Oh, how I adore Liz and Jeff of cosa verde. We met a while back at the Summit of Awesome. Liz just sent me this update, which I'm chomping at the bit to share. I think their idea was simply brilliant. So meaningful and memorable. I'm going to shut up about it because I can't possibly do it justice. Liz, please take it away!
We never wanted a ceremony. We have been together for eleven years, since high school, and while we knew a wedding was important as a way to include our friends and family in our commitment, it was also something of a non-event to us. We've thought of ourselves as married for years now, and acted that way. We've gone through lots of good times as well bad times, and we worked through them as a committed couple long before our marriage certificate was signed.
So when it came time to actually plan a wedding, we had a lot of discussions about what we wanted, what might be "expected" and what would be the right fit for the day. We had talked about eloping, but we knew that it was important to our families and friends to witness our union. We had settled on just throwing a celebration without a ceremony, but the closer we got to our wedding day, the more I felt like we needed to do something ceremonial. It seemed like if we were gathering people to witness our union, there should be some sort of union. But neither of us was into the whole wedding thing. I don't like being the center of attention, neither of us is remotely religious, and after eleven years together, it didn't seem important to say vows--we've been saying them in the way we take care of each other for years now.

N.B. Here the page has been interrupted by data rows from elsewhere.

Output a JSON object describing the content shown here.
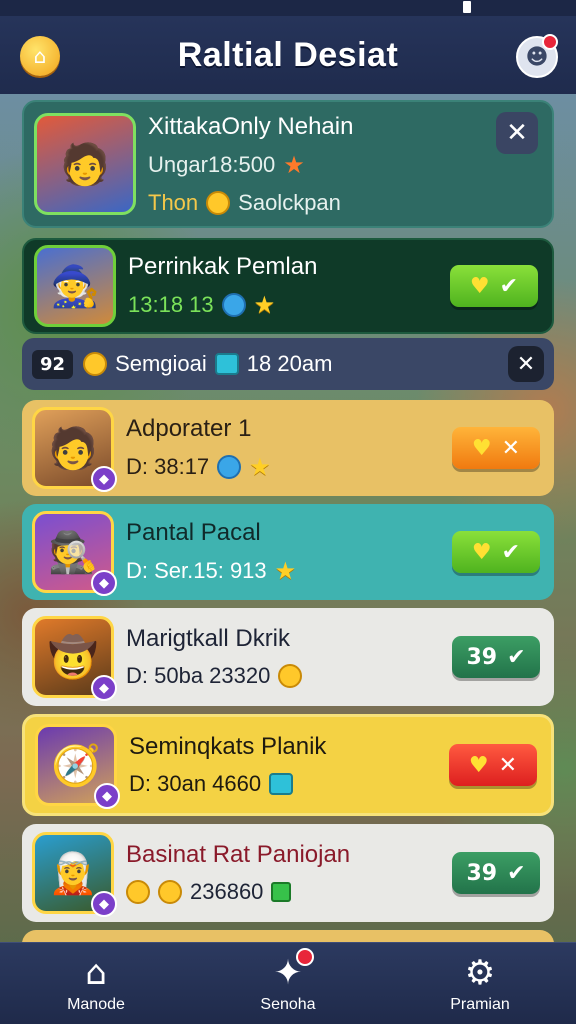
{
  "header": {
    "title": "Raltial Desiat"
  },
  "featured": {
    "name": "XittakaOnly Nehain",
    "stat": "Ungar18:500",
    "reward": "Thon",
    "reward_detail": "Saolckpan"
  },
  "highlight": {
    "name": "Perrinkak Pemlan",
    "stat": "13:18 13"
  },
  "strip": {
    "count": "92",
    "label": "Semgioai",
    "time": "18 20am"
  },
  "items": [
    {
      "name": "Adporater 1",
      "stat": "D: 38:17"
    },
    {
      "name": "Pantal Pacal",
      "stat": "D: Ser.15: 913"
    },
    {
      "name": "Marigtkall Dkrik",
      "stat": "D: 50ba 23320",
      "badge": "39"
    },
    {
      "name": "Seminqkats Planik",
      "stat": "D: 30an 4660"
    },
    {
      "name": "Basinat Rat Paniojan",
      "stat": "236860",
      "badge": "39"
    }
  ],
  "nav": {
    "home": "Manode",
    "social": "Senoha",
    "settings": "Pramian"
  },
  "colors": {
    "accent": "#ffd645",
    "card_featured": "#2e6a63",
    "card_highlight": "#0f3a28",
    "card_orange": "#e8c165",
    "card_teal": "#3fb3b0",
    "card_light": "#e9e9e6",
    "card_yellow": "#f4d244",
    "nav_bg": "#1f2a4a"
  },
  "icons": [
    "home-icon",
    "profile-icon",
    "close-icon",
    "star-icon",
    "heart-icon",
    "check-icon",
    "coin-icon",
    "gear-icon",
    "puzzle-icon"
  ]
}
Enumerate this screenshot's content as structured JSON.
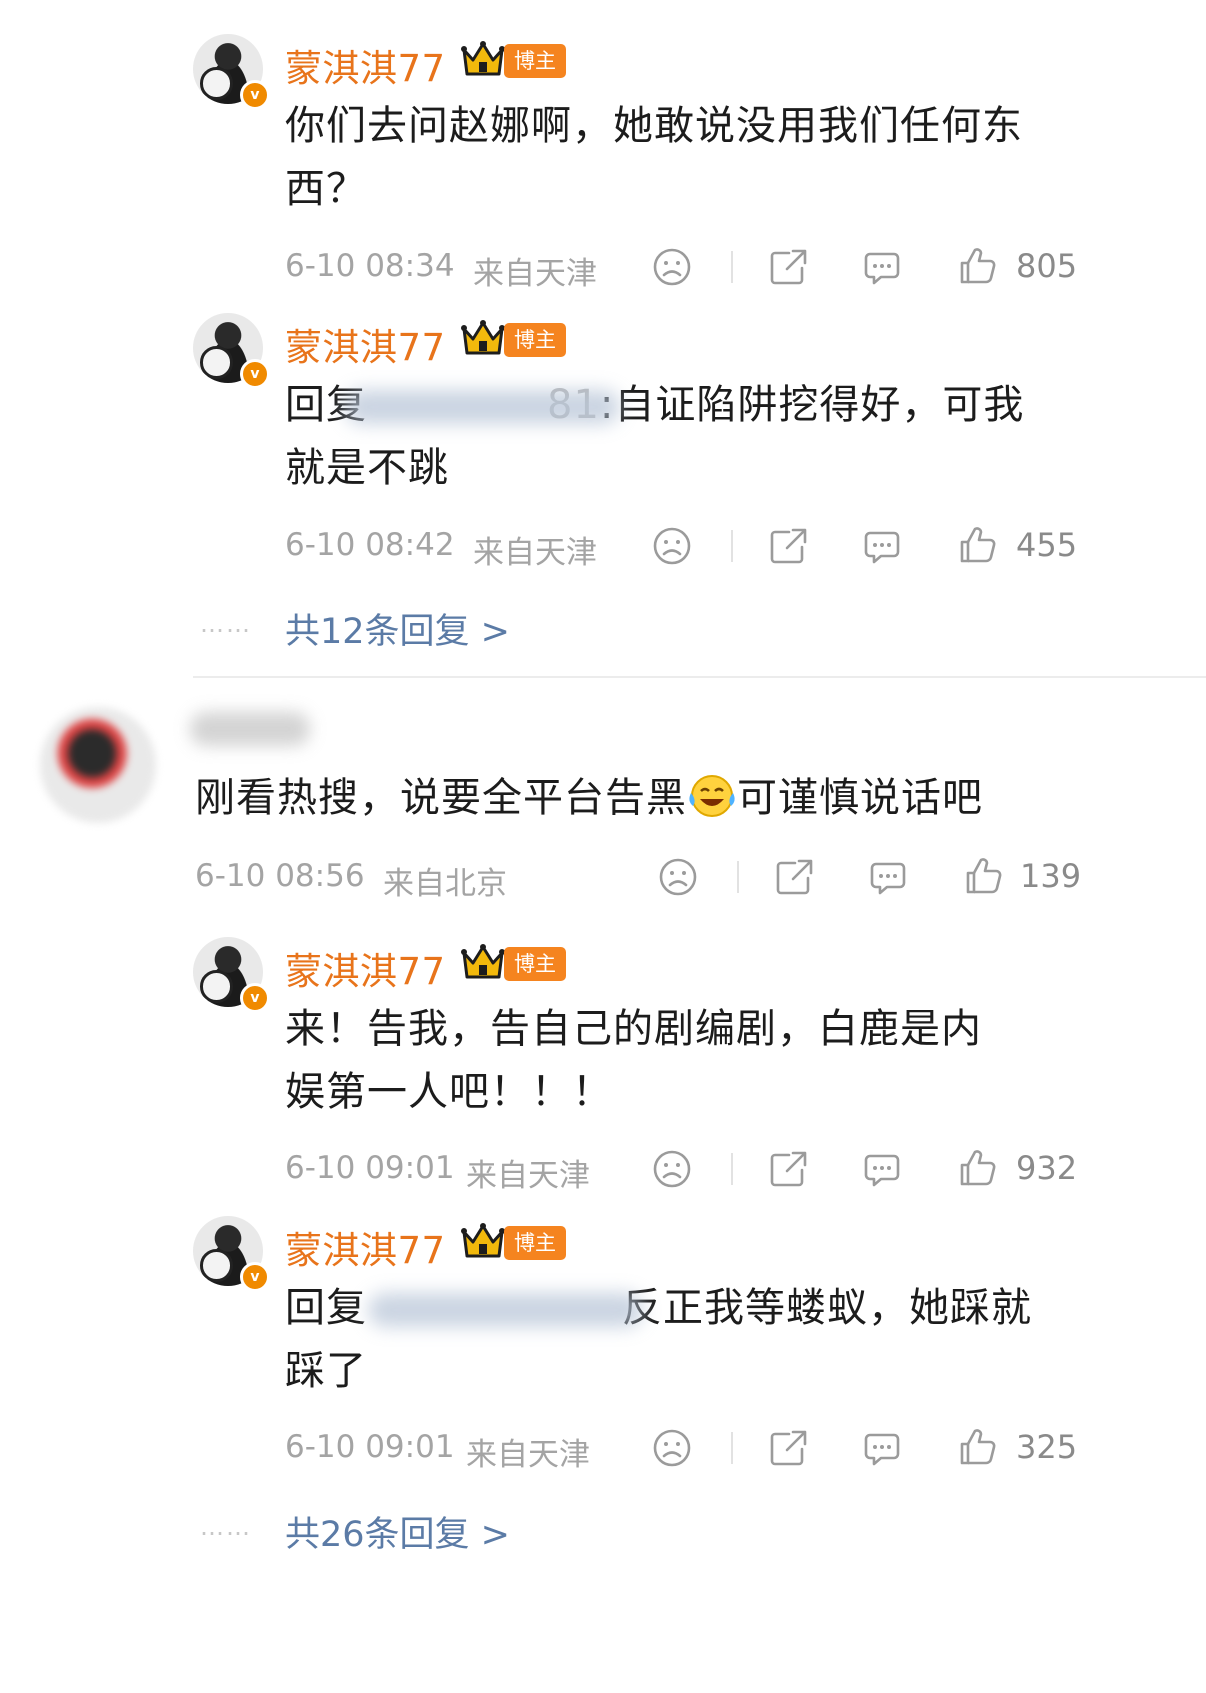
{
  "colors": {
    "name": "#e8741b",
    "link": "#5b7ba6",
    "meta": "#a4a4a4",
    "tag_bg": "#f5841f"
  },
  "icons": [
    "verified-badge-icon",
    "crown-icon",
    "sad-face-icon",
    "share-icon",
    "comment-icon",
    "like-icon",
    "laughing-crying-emoji-icon"
  ],
  "replies_a": [
    {
      "name": "蒙淇淇77",
      "tag": "博主",
      "line1": "你们去问赵娜啊，她敢说没用我们任何东",
      "line2": "西？",
      "time": "6-10 08:34",
      "location": "来自天津",
      "likes": "805"
    },
    {
      "name": "蒙淇淇77",
      "tag": "博主",
      "prefix": "回复",
      "partial": "81",
      "line1_rest": ":自证陷阱挖得好，可我",
      "line2": "就是不跳",
      "time": "6-10 08:42",
      "location": "来自天津",
      "likes": "455"
    }
  ],
  "more_a": {
    "dots": "……",
    "label": "共12条回复 >"
  },
  "comment": {
    "text_before": "刚看热搜，说要全平台告黑",
    "text_after": "可谨慎说话吧",
    "time": "6-10 08:56",
    "location": "来自北京",
    "likes": "139"
  },
  "replies_b": [
    {
      "name": "蒙淇淇77",
      "tag": "博主",
      "line1": "来！告我，告自己的剧编剧，白鹿是内",
      "line2": "娱第一人吧！！！",
      "time": "6-10 09:01",
      "location": "来自天津",
      "likes": "932"
    },
    {
      "name": "蒙淇淇77",
      "tag": "博主",
      "prefix": "回复",
      "line1_rest": "反正我等蝼蚁，她踩就",
      "line2": "踩了",
      "time": "6-10 09:01",
      "location": "来自天津",
      "likes": "325"
    }
  ],
  "more_b": {
    "dots": "……",
    "label": "共26条回复 >"
  }
}
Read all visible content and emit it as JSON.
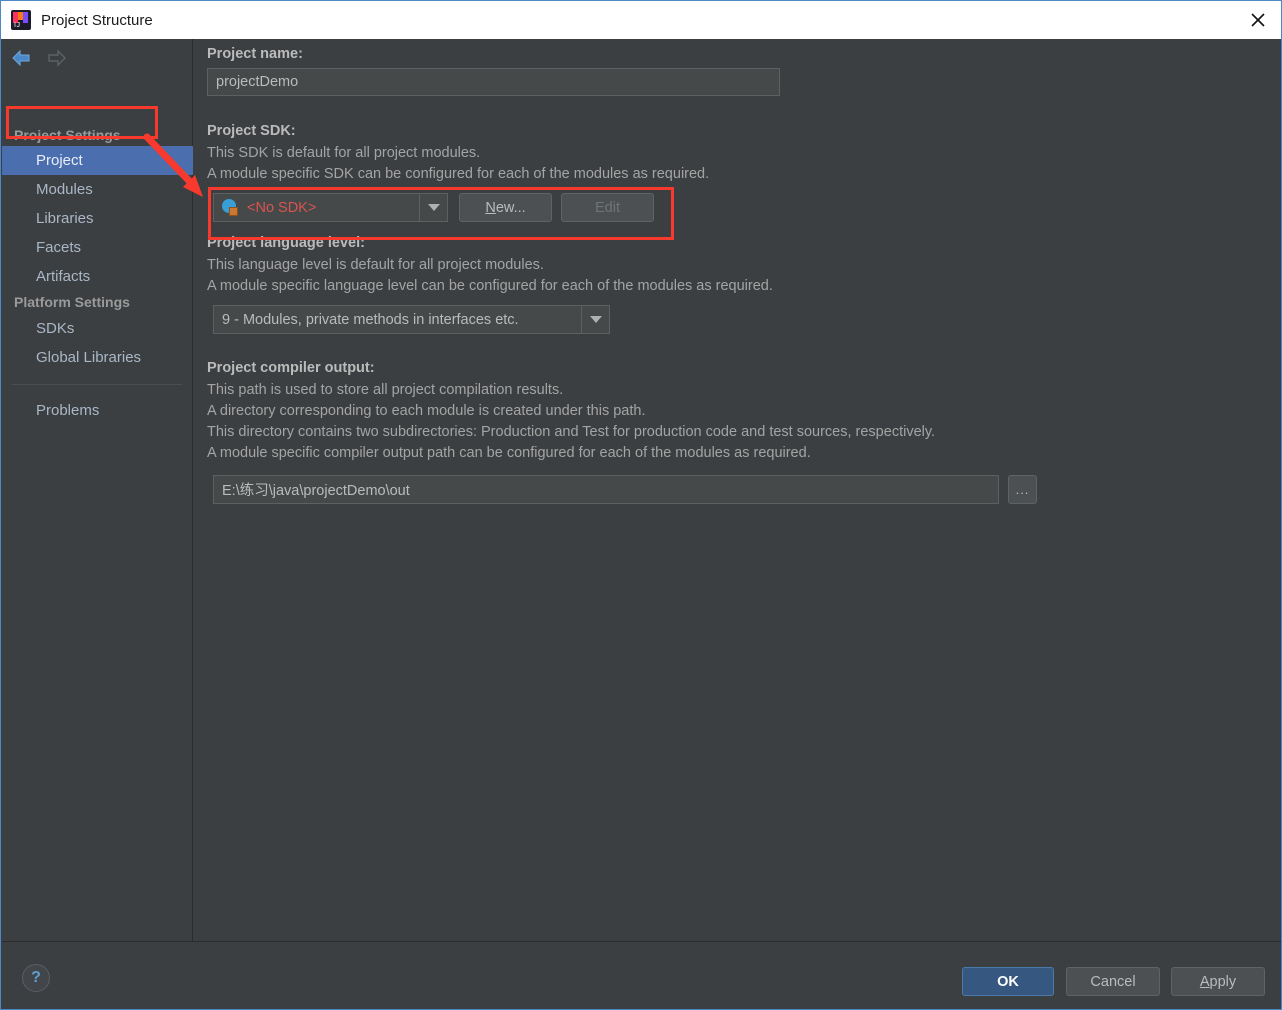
{
  "window": {
    "title": "Project Structure",
    "logo_icon": "intellij-idea-logo-icon",
    "close_icon": "close-icon"
  },
  "sidebar": {
    "back_icon": "back-arrow-icon",
    "forward_icon": "forward-arrow-icon",
    "groups": [
      {
        "label": "Project Settings"
      },
      {
        "label": "Platform Settings"
      }
    ],
    "items": [
      {
        "label": "Project",
        "selected": true
      },
      {
        "label": "Modules",
        "selected": false
      },
      {
        "label": "Libraries",
        "selected": false
      },
      {
        "label": "Facets",
        "selected": false
      },
      {
        "label": "Artifacts",
        "selected": false
      },
      {
        "label": "SDKs",
        "selected": false
      },
      {
        "label": "Global Libraries",
        "selected": false
      },
      {
        "label": "Problems",
        "selected": false
      }
    ]
  },
  "main": {
    "project_name": {
      "label": "Project name:",
      "value": "projectDemo"
    },
    "project_sdk": {
      "label": "Project SDK:",
      "desc_line1": "This SDK is default for all project modules.",
      "desc_line2": "A module specific SDK can be configured for each of the modules as required.",
      "selected": "<No SDK>",
      "sdk_icon": "sdk-module-icon",
      "dropdown_icon": "chevron-down-icon",
      "new_button": "New...",
      "new_button_mnemonic": "N",
      "edit_button": "Edit",
      "edit_disabled": true
    },
    "language_level": {
      "label": "Project language level:",
      "desc_line1": "This language level is default for all project modules.",
      "desc_line2": "A module specific language level can be configured for each of the modules as required.",
      "selected": "9 - Modules, private methods in interfaces etc.",
      "dropdown_icon": "chevron-down-icon"
    },
    "compiler_output": {
      "label": "Project compiler output:",
      "desc_line1": "This path is used to store all project compilation results.",
      "desc_line2": "A directory corresponding to each module is created under this path.",
      "desc_line3": "This directory contains two subdirectories: Production and Test for production code and test sources, respectively.",
      "desc_line4": "A module specific compiler output path can be configured for each of the modules as required.",
      "value": "E:\\练习\\java\\projectDemo\\out",
      "browse_button": "...",
      "browse_icon": "browse-folder-icon"
    }
  },
  "footer": {
    "help_label": "?",
    "help_icon": "help-icon",
    "ok_label": "OK",
    "cancel_label": "Cancel",
    "apply_label": "Apply",
    "apply_mnemonic": "A"
  },
  "annotations": {
    "highlight_color": "#f83a2e",
    "project_item_box": "highlight-box-project",
    "sdk_row_box": "highlight-box-project-sdk",
    "arrow": "pointer-arrow"
  },
  "colors": {
    "background": "#3c3f41",
    "selection": "#4b6eaf",
    "accent": "#365880",
    "error_text": "#d9544f",
    "annotation": "#f83a2e"
  }
}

So we decided to mush together a bunch of customs I'd read about and have a wrist-binding. We included a note with the invitation explaining that there would not be a traditional ceremony (I didn't want people coming with expectations) and inviting people to bring their own piece of string to help us literally "tie the knot." Unlike a handfasting, we didn't want this to be part of a structured ceremony, but a chance for people to have an individual moment with us as a couple during the first hour of the evening.
I can't tell you how much I worried about this. It was exactly what I wanted to do, but I was afraid people would think it was too weird, and that it would wind up feeling silly instead of meaningful. But when Jeff's grandpa tied the first string onto our wrists--a piece of ribbon saved from the cake at the 50th anniversary of his wedding to Jeff's (now deceased) grandmother, I knew we had made the right choice. Some people just brought pretty ribbons, and some people used ones from the large stash we had provided, but an amazing number of our guests brought sentimental pieces to share with us. Ribbons from their own wedding gifts or favors, a piece of lace from a pillowcase made by Jeff's other (also passed) grandmother, yarn that they spun themselves.
The whole thing was an incredibly affirming experience. It gave a chance for our guests to spend some time with us outside of a receiving line (where you know there's always someone waiting to be next, right behind you). It opened people up--they told us about their weddings, or their wishes for us. It made each guest a part of the wedding, which was really important to me, because, as I said earlier, a lot of this wedding was for them, not for me. And it made us feel like each guest was affirming our choice to be together. We know we have a huge network of love and support. And the best part of it was that we were physically tied together for an hour. I've heard that the bride and groom often rarely see each other on their wedding day...well, we were stuck with each other, which meant that we both were there to hear all these wonderful stories, and that we gave out an awful lot of three-armed hugs.